Amasra on the Black Sea

Amasra, Turkey

Amasra on the Black Sea Coast. © Sharon Lundahl

Amasra is called the prettiest port on the Black Sea coast of Turkey.  Even though this is a touristic center for Turks in summer months, foreign visitors are uncommon.  During our October visit it was quiet, peaceful and beautiful…and tourist-less.

Girl in Amasra, Turkey

Girl in Amasra. © Sharon Lundahl

We got the idea to visit Amasra from a customer visiting our shop who had loved the place.

Our small hotel, “Kusna Pension”, cost all of $ 45.00 a night and was located right on the water, high overlooking the rocky shore and fishing boats. Our room was simple and clean, and the view was incredibly beautiful.

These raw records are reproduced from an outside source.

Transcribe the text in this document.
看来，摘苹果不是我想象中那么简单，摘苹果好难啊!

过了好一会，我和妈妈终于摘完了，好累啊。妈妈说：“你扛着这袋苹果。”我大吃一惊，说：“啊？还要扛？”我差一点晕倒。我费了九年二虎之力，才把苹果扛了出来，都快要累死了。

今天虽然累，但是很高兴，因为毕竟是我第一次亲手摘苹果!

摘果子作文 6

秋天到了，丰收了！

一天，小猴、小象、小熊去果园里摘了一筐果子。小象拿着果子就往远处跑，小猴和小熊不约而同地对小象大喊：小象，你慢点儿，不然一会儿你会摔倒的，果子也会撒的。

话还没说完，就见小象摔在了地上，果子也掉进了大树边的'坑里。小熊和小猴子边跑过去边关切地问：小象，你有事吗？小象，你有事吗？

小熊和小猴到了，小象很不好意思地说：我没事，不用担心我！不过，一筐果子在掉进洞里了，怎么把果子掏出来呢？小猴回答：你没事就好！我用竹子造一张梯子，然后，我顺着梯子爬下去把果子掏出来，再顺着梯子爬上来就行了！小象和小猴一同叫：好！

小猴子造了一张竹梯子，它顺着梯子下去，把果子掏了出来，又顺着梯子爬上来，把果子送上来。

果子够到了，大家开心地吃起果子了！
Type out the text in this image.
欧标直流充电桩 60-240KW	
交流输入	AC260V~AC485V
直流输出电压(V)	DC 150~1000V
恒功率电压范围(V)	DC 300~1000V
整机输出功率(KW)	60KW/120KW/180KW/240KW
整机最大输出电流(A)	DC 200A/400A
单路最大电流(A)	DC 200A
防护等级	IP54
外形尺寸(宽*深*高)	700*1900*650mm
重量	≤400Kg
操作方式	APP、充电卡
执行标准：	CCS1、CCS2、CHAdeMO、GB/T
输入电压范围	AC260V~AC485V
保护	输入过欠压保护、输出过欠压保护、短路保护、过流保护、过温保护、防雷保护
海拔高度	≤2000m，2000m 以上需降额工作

The name of the city in ancient times was ‘Seamos’, which means sesame.

The first rulers of the city were said to be the legendary Amazon women warriors.

Flower Pots in Shoes

Flower Pots in Shoes. © Sharon Lundahl

The town has a unique combination of natural harbors for ships overlooked by rocky outcrops perfect for protective fortresses.

The Byzantine Emperors actually rented the whole place out to the Italians from Genoa for a century or two when Genoa was the Mediterranean super-power.  The Ottomans, as they conquered the Byzantine Empire piece by piece in the 1400’s actually took Amasra from its Genoa renters without a fight.

Market in Amasra. © Sharon Lundahl

Ever the tradesmen, the Genoese figured out that it didn’t really matter to whom they paid rent  and quickly switched from  sending their rent checks to the Byzantines to sending the checks to the Ottomans, who were happy enough to let the Christian Italians continue to manage the trade of the town as long as they didn’t mind the Ottomans turning all the existing Byzantine churches into mosques.

We visited the museum, which contained Hellenistic, roman, Byzantine, Genoese and Ottoman artifacts found in the area.

The very old Fatih Mosque near our B&B was once a Byzantine 9th century church.  It was turned into a mosque by Fatih Sultan Mehmet when he conquered Amasra in 1460.

Turkish School Children

Turkish School Children. © Sharon Lundahl

2 Responses to “Amasra on the Black Sea”

  1. Bliss

    Fantastic………..thank you both…….S.&F………so interestg!….the history..photos!